Il y avait un point rouge dans l’océan juste au nord du bout des terres. La terre qui s’y trouvait était marquée RFNA. Dixon savait parfaitement que cela signifiait « Réserve Faunique Nationale de l’Arctique », car il faisait partie des gens qui s’étaient battus pendant des décennies pour que cette région sensible soit protégée contre la prospection de l’industrie pétrolière et contre ses forages.

Stark parla :

— La plate-forme de forage Martin Frobisher, que possède Innovate Natural Resources, se situe ici, dans l’océan, à neuf kilomètres au nord de la Réserve Faunique Nationale de l’Arctique. Nous n’avons pas de recensement exact au moment de l’attaque, mais on estime que quatre-vingt-dix hommes habitent et travaillent en permanence sur cette plate-forme et sur la petite île artificielle qui l’entoure. La plate-forme tourne vingt-quatre heures par jour et trois cent soixante-cinq jours par an, par tous les temps sauf le plus mauvais.

Stark s’arrêta et regarda fixement Dixon.

Dixon fit tourner une main comme une roue.

— Je comprends.

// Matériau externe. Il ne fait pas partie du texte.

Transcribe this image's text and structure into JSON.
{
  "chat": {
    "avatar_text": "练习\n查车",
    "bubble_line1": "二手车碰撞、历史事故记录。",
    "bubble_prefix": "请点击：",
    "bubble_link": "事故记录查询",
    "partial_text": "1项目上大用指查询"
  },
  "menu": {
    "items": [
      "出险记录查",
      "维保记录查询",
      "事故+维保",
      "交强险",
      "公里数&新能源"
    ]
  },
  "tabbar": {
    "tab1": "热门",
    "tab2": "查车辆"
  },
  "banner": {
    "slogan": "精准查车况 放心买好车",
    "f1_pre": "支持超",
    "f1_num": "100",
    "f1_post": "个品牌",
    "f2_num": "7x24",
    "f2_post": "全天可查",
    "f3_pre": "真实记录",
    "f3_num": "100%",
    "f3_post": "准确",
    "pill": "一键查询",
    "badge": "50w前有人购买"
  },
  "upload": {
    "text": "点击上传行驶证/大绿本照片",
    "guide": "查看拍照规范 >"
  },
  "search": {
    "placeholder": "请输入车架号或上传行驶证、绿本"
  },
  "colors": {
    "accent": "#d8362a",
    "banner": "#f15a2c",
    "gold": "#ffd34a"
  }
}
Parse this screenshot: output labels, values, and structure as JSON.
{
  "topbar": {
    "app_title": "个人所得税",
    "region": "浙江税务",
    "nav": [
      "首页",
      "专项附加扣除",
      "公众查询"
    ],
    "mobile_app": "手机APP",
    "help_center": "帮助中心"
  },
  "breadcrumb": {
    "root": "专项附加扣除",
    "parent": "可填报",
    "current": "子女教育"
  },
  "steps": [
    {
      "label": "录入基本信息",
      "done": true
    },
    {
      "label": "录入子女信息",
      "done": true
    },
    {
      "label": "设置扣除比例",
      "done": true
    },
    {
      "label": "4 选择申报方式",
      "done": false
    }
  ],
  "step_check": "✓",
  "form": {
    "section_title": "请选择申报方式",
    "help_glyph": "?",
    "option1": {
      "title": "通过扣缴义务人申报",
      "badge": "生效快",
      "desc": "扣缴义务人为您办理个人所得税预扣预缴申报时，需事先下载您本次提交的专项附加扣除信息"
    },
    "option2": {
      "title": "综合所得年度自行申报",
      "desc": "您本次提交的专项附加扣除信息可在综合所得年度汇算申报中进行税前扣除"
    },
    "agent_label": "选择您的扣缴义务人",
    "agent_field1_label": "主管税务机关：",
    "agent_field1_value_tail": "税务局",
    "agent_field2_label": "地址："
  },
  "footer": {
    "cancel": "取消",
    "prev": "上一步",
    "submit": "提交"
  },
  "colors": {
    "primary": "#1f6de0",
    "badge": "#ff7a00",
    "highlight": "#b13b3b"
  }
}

Veuillez continuer.

Stark hocha la tête.

— Il y a guère plus de trente minutes de cela, un groupe d’hommes lourdement armés et non identifiés a attaqué la plate-forme et le campement. Ces hommes sont arrivés par bateau, sur un vaisseau qui avait été déguisé en navette à personnel emmenant les ouvriers sur l’île. Un nombre inconnu d’ouvriers ont été tués ou pris en otage. Selon les rapports préliminaires constitués à partir des flux vidéo et audio, les envahisseurs sont d’origine étrangère mais encore inconnue.

— Qu’est-ce que cela suggère ? dit Dixon.

Stark haussa les épaules.

— Ils ne semblent pas parler anglais. Bien que nous n’ayons encore aucune donnée audio claire, nos experts linguistiques pensent qu’ils parlent une langue d’Europe de l’Est, probablement slave.

Dixon soupira.

— Le Russe ?

Le jour où il avait commencé ce travail ingrat, en fait quelques moments après son assermentation, il avait unilatéralement empêché une confrontation entre les forces américaines et les Russes. Les Russes lui avaient fait la faveur de l’imiter. Depuis, Dixon avait été soumis à des critiques impitoyables et cinglantes de la part des bellicistes de la société américaine. Si les Russes changeaient d’avis et attaquaient maintenant …

Stark secoua très légèrement la tête.

— Nous n’en sommes pas encore certains, mais nous pensons que non.

— Ça réduit l’éventail des possibilités, dit Thomas Hayes.

— Avons-nous une quelconque idée de ce qu’ils veulent ? dit Dixon.

Cette fois-ci, Stark secoua complètement la tête.

— Ils ne nous ont pas contactés et ils refusent de répondre à nos tentatives de contact. Nous avons survolé le complexe avec des hélicoptères de combat mais, mis à part quelques feux, l’endroit paraît actuellement déserté. Les terroristes et les prisonniers sont à l’intérieur de la plate-forme elle-même ou du complexe de bâtiments, loin de nos yeux inquisiteurs.